Earlier this year, we reported that researchers had caught wild chimpanzees on camera engaging in what appears to be sharing fermented African breadfruit with measurable alcoholic content. That observational data was the first evidence of the sharing of alcoholic foods among nonhuman great apes in the wild. They recorded 10 instances of selective fruit sharing among 17 chimps, with the animals exhibiting a marked preference for riper fruit. Between April and July 2022, the authors measured the alcohol content of the fruit with a handy portable breathalyzer and found almost all of the fallen fruit (90 percent) contained some ethanol, with the ripest containing the highest levels—the equivalent of 0.61 percent ABV (alcohol by volume).
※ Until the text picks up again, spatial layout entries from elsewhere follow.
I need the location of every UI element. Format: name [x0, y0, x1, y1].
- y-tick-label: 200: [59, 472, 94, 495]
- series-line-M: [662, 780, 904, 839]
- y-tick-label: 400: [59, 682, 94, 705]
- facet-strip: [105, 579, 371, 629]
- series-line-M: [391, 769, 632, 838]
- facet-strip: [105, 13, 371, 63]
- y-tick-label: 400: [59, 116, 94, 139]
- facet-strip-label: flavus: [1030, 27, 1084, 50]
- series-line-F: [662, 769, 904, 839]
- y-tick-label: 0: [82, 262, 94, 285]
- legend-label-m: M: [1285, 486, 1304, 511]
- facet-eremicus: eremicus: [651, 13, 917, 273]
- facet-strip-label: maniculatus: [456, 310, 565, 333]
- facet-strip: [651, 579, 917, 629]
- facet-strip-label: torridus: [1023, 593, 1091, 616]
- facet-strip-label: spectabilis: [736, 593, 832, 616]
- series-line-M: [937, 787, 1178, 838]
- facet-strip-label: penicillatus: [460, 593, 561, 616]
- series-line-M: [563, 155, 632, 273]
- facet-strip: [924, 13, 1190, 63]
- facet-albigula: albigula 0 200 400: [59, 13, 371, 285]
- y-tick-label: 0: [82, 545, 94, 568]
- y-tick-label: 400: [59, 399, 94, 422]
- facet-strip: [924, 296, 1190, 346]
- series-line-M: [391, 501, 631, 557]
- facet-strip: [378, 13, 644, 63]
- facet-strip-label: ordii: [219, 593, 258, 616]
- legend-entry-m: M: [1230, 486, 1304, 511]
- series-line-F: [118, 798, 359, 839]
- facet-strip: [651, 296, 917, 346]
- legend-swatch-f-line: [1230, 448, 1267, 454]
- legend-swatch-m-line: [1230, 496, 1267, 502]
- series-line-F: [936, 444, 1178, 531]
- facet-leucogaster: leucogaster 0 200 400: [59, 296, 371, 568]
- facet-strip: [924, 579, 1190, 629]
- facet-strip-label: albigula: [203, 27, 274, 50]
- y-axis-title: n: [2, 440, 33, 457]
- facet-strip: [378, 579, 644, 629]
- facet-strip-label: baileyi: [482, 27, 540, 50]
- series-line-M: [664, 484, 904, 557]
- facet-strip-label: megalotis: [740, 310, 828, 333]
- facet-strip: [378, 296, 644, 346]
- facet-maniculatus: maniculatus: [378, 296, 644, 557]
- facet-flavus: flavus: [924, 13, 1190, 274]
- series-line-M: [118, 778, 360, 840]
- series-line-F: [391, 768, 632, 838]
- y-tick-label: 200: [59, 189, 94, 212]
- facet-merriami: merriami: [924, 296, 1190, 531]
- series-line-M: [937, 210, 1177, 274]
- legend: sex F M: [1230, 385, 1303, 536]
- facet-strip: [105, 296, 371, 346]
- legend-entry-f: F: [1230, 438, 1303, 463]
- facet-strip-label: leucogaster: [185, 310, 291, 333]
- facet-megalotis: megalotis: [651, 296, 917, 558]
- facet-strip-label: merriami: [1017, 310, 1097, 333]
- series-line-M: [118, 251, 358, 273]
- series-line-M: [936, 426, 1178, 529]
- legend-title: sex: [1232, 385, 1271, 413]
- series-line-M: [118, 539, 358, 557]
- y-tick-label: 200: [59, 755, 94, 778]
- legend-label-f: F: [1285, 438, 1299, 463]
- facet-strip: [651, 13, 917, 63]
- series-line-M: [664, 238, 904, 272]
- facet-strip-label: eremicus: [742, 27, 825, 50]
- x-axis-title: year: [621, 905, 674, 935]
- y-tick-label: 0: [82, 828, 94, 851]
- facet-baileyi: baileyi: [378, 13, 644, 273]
That’s comparatively low to alcoholic drinks typically consumed by humans, but then again, fruit accounts for as much as 60 to 80 percent of the chimps’ diet, so the amount of ethanol consumed could add up quickly. It’s highly unlikely the chimps would get drunk, however. It wouldn’t confer any evolutionary advantage, and, according to the authors, there is evidence in the common ancestor of African apes of a molecular mechanism that enhances the ability to metabolize alcohol.
Nearly two drinks a day
This latest study involved chimp populations at the Ngogo Chimpanzee Project (Uganda) and a second site at Tai (Ivory Coast), where scientists have estimated the animals consume between 5 to 10 percent of their body weight (about 40 kilos) in fruit each day—around 45 kilograms. The authors collected fallen fruit pulp samples from both sites, packed them in airtight containers, and froze them back at base camp to keep the fruit from ripening further.
Then they quantified the ethanol concentrations using a breathalyzer, a portable gas chromatograph, and chemical testing. The Uganda fruit contained 0.32 percent ethanol, while the Ivory Coast fruit contained 0.31 percent ethanol, which might not sound like much until you consider just how much fruit they eat. And the most frequently consumed fruit at both sites had the highest ethanol content.
If anything, this is a conservative estimate, per Dudley. “If the chimps are randomly sampling ripe fruit, then that’s going to be their average consumption rate, independent of any preference for ethanol,” he said. “But if they are preferring riper and/or more sugar-rich fruits, then this is a conservative lower limit for the likely rate of ethanol ingestion.” That’s in keeping with a 2016 report that captive aye-ayes and slow lorises prefer nectar with the highest alcohol content.
“Our findings imply that our ancestors were similarly chronically exposed to dietary alcohol,” co-author Aleksey Maro, a graduate student at UC Berkeley, told New Scientist. “The drunken monkey hypothesis suggests that this exposure caused our species to evolve an association between alcohol consumption and the reward of finding fruit sugars, and explains human attraction to alcohol today.” One caveat is that apes ingest ethanol accidentally, while humans drink it deliberately.
“What we’re realizing from this work is that our relationship with alcohol goes deep back into evolutionary time, probably about 30 million years,” University of St. Andrews primatologist Catherine Hobaiter, who was not involved with the study, told BBC News. “Maybe for chimpanzees, this is a great way to create social bonds, to hang out together on the forest floor, eating those fallen fruits.”
The next step is to sample the chimps’ urine to see if it contains any alcohol metabolites, as was found in a 2022 study on spider monkeys. This will further refine estimates for how much ethanol-laden fruit the chimps eat every day. Maro spent this summer in Ngogo, sleeping in trees—protected from the constant streams by an umbrella—to collect urine samples.
Science Advances, 2025. DOI: 10.1126/sciadv.adw1665 (About DOIs).